Being CFO As Well As CEO
I am a lone wolf in my company at the moment. I am not just the CEO, I am also the CFO. CFO stands for Chief Financial Officer and it is a position with an extreme amount of responsibility. As the CEO, I can have a vision for my company, a grand and glorious one, and I can work with my “Senior Staff” to see if it will work and decide how to implement it.
As I sit in the conference room with the senior members of my staff, my CFO, CIO, and several Senior Vice Presidents I explain in detail what my vision is. My CFO speaks up and says that it sounds like an expensive idea. He would have to crunch the numbers but we might have to come up with several thousand dollars beyond what we have coming in as income. Where will we get the money?
Now of course I am the CFO, so I have to play both parts: The CEO and CFO, which often have conflicting rolls. The CEO is dreamy and exciting, the CFO is down to earth and realistic. And how does a corporation get money it doesn’t have?
Well the corporation can do one of the following:
1. Increase income
2. Borrow money from the bank
3. Sell shares of stock
4. Sell bonds
5. Sell assets
Included in these options is the possibility that the CEO will purchase shares of stock from the corporation, if he or she has some extra cash to invest.
Often the CFO doesn’t have the choice to say “No, let’s not do that”. Sometimes the corporation goes from profit to loss, and although adjustments will be made to plug the leak, there will be near term losses to deal with. Sometimes the CFO will have to choose whether to try to make a go of it by juggling receivables, payables, and any other asset or liability, or if he wants to try to raise outside money somehow. There may actually not be a choice here either, as the board of directors may prevent selling new shares of stock or borrowing money.
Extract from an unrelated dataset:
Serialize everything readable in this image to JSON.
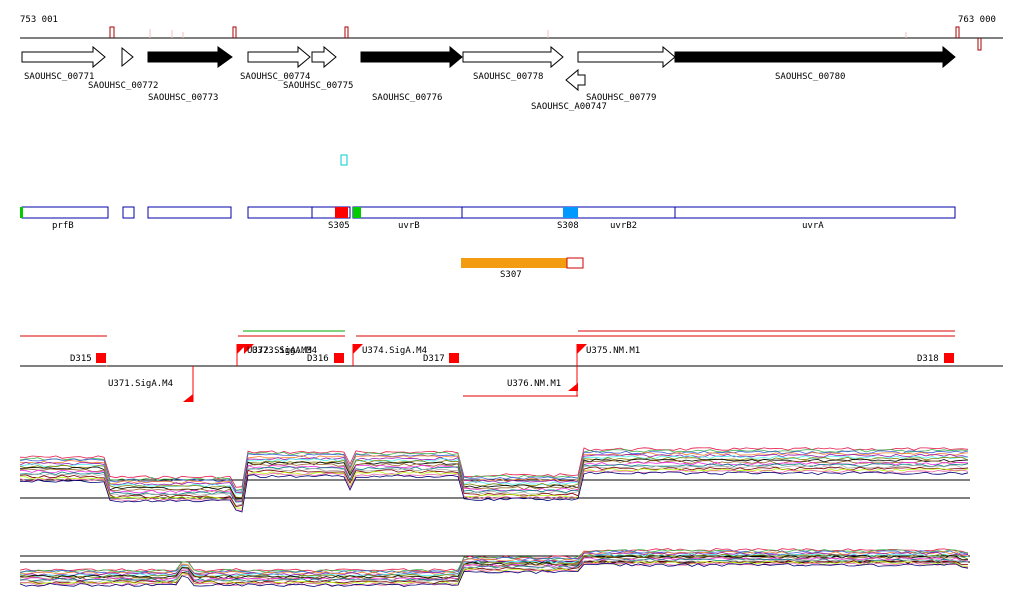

The CFO may also have to deal with tax consequences of his money management. For instance, I found myself with a pretty big profit this year, so I took action to push my profit into 2011. The problem with trying to do this is that I don’t have a whole lot of cash to work with and could not raise outside money, except from myself, by directive of my board of directors. In other words I could not sell shares of stock to non-family members. I also could not borrow money from the bank. So, I bought shares of my own stock and did my best to increase my accounts payable float. By the way, I had cash flow issues because my accounts receivable is pretty big and my accounts payable is pretty small. No problem getting paid, it just takes a while.
Once I am on the other side of 2011, as we are today, I can take action to pump up my profits and worry about the tax issues at the end of the year. With any luck I will have tax issues, and maybe I’ll just book them in 2011.
If you wonder how I “push profits into 2011”, generally this involves investing in such as way to create an expense in 2010 and new income in 2011. I did this by advertising right at the end of the year. My advertising is an expense against income, but my advertising will produce income, hopefully, after a few months. There are probably many other ways to do this, although many investments are expensed over time, such as equipment or buildings, so you have to use the right investments.